PROVO — A new exhibit documenting the history of the area surrounding the new Provo City Center Temple reveals the first views of the new rooms in the renovated building.
Available at history.lds.org, the exhibit features the transformation of gathering places in downtown Provo from pioneer days to the present. The photos show the way the new rooms incorporate designs from the original craftsmen and artists who worked on the Provo Tabernacle.
Construction on the tabernacle began in 1882 and was finally dedicated 16 years later. The building hosted religious and community events for more than 125 years, including LDS General Conference in 1886 and 1887, a visit from President William Howard Taft in 1909 and a performance by composer Sergei Rachmaninoff in 1938.

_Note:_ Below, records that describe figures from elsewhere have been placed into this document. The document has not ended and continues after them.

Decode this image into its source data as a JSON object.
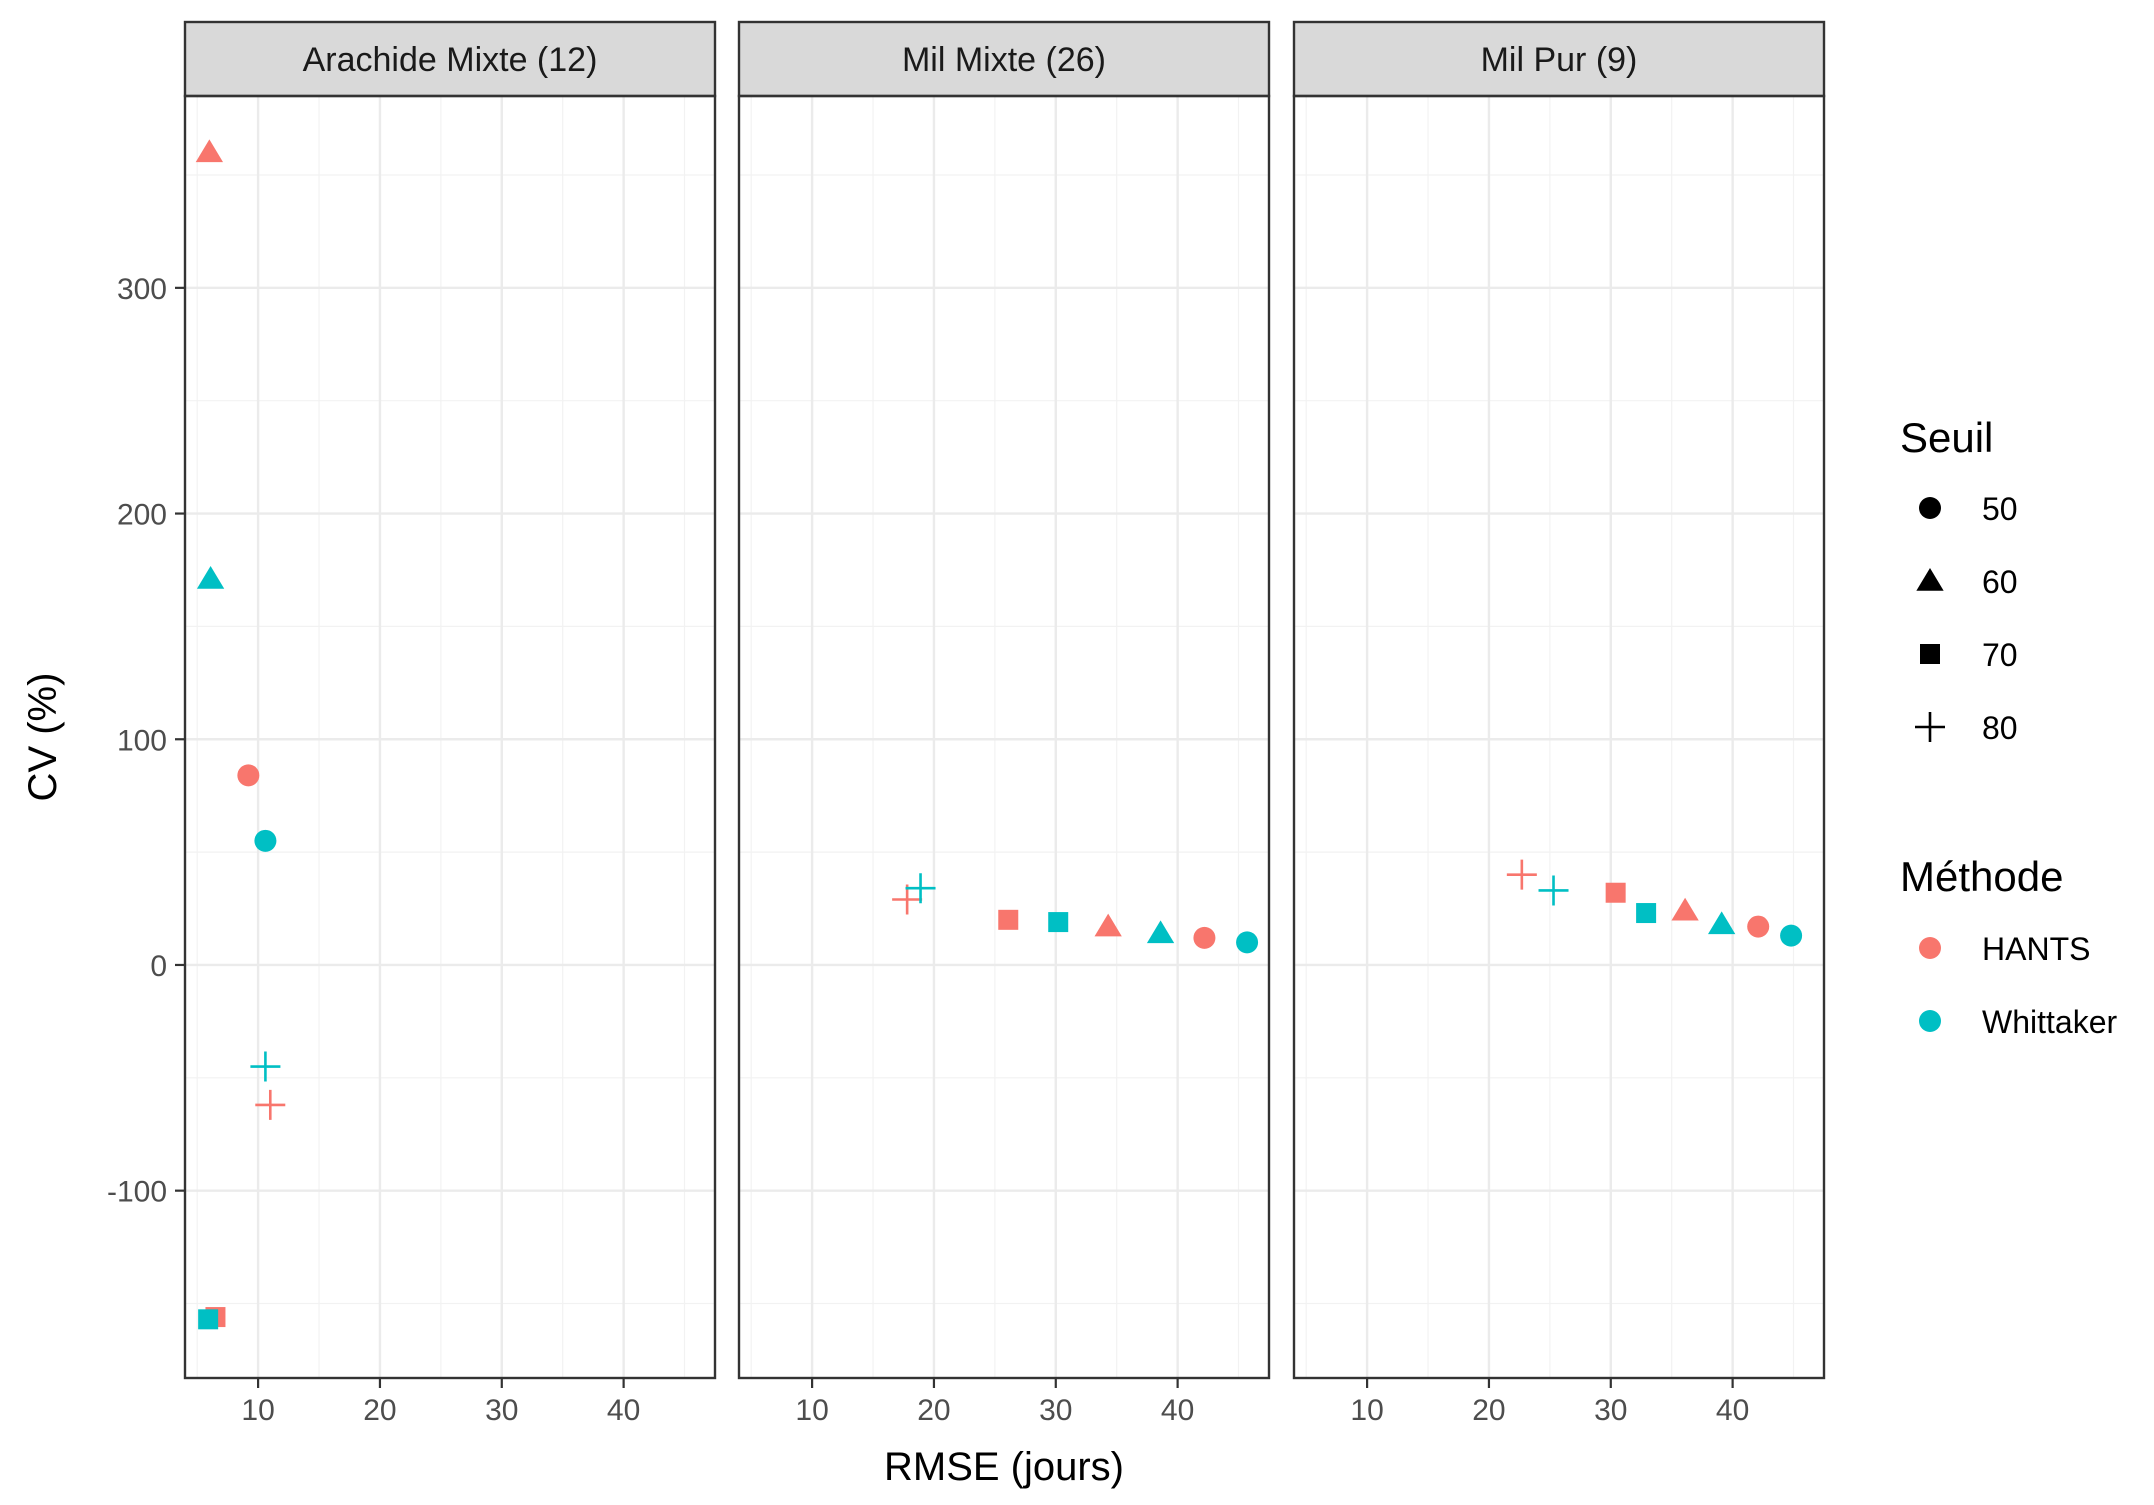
{
  "chart_data": {
    "type": "scatter",
    "xlabel": "RMSE (jours)",
    "ylabel": "CV (%)",
    "xlim": [
      4,
      47.5
    ],
    "ylim": [
      -183,
      385
    ],
    "x_ticks": [
      10,
      20,
      30,
      40
    ],
    "y_ticks": [
      -100,
      0,
      100,
      200,
      300
    ],
    "grid": true,
    "legend_placement": "right",
    "facets": [
      {
        "title": "Arachide Mixte (12)",
        "points": [
          {
            "method": "HANTS",
            "seuil": "60",
            "x": 6.0,
            "y": 360
          },
          {
            "method": "Whittaker",
            "seuil": "60",
            "x": 6.1,
            "y": 171
          },
          {
            "method": "HANTS",
            "seuil": "50",
            "x": 9.2,
            "y": 84
          },
          {
            "method": "Whittaker",
            "seuil": "50",
            "x": 10.6,
            "y": 55
          },
          {
            "method": "Whittaker",
            "seuil": "80",
            "x": 10.6,
            "y": -45
          },
          {
            "method": "HANTS",
            "seuil": "80",
            "x": 11.0,
            "y": -62
          },
          {
            "method": "HANTS",
            "seuil": "70",
            "x": 6.5,
            "y": -156
          },
          {
            "method": "Whittaker",
            "seuil": "70",
            "x": 5.9,
            "y": -157
          }
        ]
      },
      {
        "title": "Mil Mixte (26)",
        "points": [
          {
            "method": "HANTS",
            "seuil": "80",
            "x": 17.8,
            "y": 29
          },
          {
            "method": "Whittaker",
            "seuil": "80",
            "x": 18.9,
            "y": 34
          },
          {
            "method": "HANTS",
            "seuil": "70",
            "x": 26.1,
            "y": 20
          },
          {
            "method": "Whittaker",
            "seuil": "70",
            "x": 30.2,
            "y": 19
          },
          {
            "method": "HANTS",
            "seuil": "60",
            "x": 34.3,
            "y": 17
          },
          {
            "method": "Whittaker",
            "seuil": "60",
            "x": 38.6,
            "y": 14
          },
          {
            "method": "HANTS",
            "seuil": "50",
            "x": 42.2,
            "y": 12
          },
          {
            "method": "Whittaker",
            "seuil": "50",
            "x": 45.7,
            "y": 10
          }
        ]
      },
      {
        "title": "Mil Pur (9)",
        "points": [
          {
            "method": "HANTS",
            "seuil": "80",
            "x": 22.7,
            "y": 40
          },
          {
            "method": "Whittaker",
            "seuil": "80",
            "x": 25.3,
            "y": 33
          },
          {
            "method": "HANTS",
            "seuil": "70",
            "x": 30.4,
            "y": 32
          },
          {
            "method": "Whittaker",
            "seuil": "70",
            "x": 32.9,
            "y": 23
          },
          {
            "method": "HANTS",
            "seuil": "60",
            "x": 36.1,
            "y": 24
          },
          {
            "method": "Whittaker",
            "seuil": "60",
            "x": 39.1,
            "y": 18
          },
          {
            "method": "HANTS",
            "seuil": "50",
            "x": 42.1,
            "y": 17
          },
          {
            "method": "Whittaker",
            "seuil": "50",
            "x": 44.8,
            "y": 13
          }
        ]
      }
    ],
    "legend_seuil": {
      "title": "Seuil",
      "items": [
        {
          "label": "50",
          "shape": "circle"
        },
        {
          "label": "60",
          "shape": "triangle"
        },
        {
          "label": "70",
          "shape": "square"
        },
        {
          "label": "80",
          "shape": "plus"
        }
      ]
    },
    "legend_methode": {
      "title": "Méthode",
      "items": [
        {
          "label": "HANTS",
          "color": "#F8766D"
        },
        {
          "label": "Whittaker",
          "color": "#00BFC4"
        }
      ]
    },
    "colors": {
      "HANTS": "#F8766D",
      "Whittaker": "#00BFC4"
    }
  }
}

The building was destroyed by fire in 2010 and later rebuilt to serve as a temple for the Church of Jesus Christ of Latter-day Saints. The soon-to-open Provo City Center Temple will be the 16th Mormon temple in Utah and the second in Provo.
As many as 80 stained-glass windows survived the fire, according to lds.org. Motifs in the salvaged windows and in wall stenciling discovered during the clean up from the fire inspired the new designs in the woodwork and windows of the temple.

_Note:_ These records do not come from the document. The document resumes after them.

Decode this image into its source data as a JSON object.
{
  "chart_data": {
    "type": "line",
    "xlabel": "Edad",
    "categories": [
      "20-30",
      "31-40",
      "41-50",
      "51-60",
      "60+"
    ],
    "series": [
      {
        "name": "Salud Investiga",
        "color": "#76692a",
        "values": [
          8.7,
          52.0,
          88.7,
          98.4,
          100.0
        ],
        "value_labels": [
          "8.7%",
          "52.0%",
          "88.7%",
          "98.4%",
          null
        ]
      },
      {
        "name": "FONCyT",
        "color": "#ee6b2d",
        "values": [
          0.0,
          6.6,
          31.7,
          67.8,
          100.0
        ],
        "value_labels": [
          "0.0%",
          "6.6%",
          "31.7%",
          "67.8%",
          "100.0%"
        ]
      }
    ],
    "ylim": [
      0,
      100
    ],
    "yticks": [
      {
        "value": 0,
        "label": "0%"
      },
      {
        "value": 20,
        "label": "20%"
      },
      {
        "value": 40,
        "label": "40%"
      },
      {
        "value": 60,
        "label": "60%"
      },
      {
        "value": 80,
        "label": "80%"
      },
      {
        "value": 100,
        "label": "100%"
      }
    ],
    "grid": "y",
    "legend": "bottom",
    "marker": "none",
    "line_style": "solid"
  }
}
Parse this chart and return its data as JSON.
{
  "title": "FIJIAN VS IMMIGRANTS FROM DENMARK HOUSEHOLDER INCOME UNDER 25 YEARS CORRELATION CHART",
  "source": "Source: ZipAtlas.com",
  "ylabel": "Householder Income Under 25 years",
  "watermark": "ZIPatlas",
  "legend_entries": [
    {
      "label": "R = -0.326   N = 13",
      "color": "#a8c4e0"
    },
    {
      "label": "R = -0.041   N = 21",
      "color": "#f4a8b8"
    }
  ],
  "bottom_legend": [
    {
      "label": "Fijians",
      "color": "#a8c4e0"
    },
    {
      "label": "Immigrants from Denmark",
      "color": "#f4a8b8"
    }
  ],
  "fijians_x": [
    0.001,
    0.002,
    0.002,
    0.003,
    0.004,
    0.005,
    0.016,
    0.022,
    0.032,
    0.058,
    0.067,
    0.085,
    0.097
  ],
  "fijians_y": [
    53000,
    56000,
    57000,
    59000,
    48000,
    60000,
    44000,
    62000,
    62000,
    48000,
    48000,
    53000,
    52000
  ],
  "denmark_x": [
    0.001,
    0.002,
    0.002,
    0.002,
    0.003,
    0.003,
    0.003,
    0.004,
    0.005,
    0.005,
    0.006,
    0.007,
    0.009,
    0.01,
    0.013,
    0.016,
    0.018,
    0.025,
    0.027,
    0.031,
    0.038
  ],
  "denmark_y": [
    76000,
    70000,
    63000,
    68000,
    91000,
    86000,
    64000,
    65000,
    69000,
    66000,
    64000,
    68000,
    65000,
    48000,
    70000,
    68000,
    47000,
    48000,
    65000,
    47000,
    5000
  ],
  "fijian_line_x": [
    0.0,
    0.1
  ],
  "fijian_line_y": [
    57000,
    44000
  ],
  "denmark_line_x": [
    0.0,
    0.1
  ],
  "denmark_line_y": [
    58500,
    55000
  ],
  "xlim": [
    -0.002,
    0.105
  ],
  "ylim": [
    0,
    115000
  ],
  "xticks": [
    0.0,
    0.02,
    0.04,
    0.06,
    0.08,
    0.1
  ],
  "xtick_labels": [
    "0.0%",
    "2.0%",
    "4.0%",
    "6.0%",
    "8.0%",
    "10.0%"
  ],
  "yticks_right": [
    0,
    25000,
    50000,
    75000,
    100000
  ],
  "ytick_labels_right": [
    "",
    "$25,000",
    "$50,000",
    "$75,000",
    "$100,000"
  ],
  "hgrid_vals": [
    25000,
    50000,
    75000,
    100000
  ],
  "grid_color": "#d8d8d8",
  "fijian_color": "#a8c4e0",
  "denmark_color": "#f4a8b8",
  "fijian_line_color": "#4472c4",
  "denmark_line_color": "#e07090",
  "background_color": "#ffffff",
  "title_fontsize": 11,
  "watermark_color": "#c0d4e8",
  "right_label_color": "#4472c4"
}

The free open house tours of the temple begin Friday, January 15, and go through Saturday, March 5, 2016. Tours will run every day except for Sundays.

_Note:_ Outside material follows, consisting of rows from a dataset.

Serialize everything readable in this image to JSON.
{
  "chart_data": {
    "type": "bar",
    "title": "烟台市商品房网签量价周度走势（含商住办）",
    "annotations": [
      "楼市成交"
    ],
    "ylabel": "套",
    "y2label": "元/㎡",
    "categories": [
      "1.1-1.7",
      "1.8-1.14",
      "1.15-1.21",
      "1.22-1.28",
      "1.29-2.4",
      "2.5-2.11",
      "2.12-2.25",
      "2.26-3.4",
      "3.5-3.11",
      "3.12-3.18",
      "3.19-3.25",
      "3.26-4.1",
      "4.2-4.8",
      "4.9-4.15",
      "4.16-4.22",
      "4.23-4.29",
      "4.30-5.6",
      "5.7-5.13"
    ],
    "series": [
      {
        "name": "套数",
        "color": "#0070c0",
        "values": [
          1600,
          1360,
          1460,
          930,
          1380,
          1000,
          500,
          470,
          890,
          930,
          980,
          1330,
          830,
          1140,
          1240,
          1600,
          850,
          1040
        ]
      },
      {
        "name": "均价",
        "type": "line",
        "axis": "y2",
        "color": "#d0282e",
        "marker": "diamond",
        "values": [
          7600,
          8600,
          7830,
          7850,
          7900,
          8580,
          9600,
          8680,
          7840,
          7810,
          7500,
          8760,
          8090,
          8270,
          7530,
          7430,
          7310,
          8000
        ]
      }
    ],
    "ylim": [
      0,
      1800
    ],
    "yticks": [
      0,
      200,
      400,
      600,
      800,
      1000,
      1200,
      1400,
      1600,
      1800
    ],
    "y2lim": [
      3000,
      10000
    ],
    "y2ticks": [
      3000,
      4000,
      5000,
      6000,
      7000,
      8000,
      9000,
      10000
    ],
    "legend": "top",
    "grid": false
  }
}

Tickets are required for the open house and are available at lds.org. Due to high demand, tickets are being released incrementally and none are currently available. However, more more tickets will be made available through the registration system in the coming days, according to lds.org.
A cultural celebration will take place on Saturday, March 19.
The temple will be dedicated in three sessions on Sunday, March 20, 2016: at 9:00 a.m., 12:00 p.m., and 3:00 p.m. and will be broadcast to Utah LDS meetinghouses.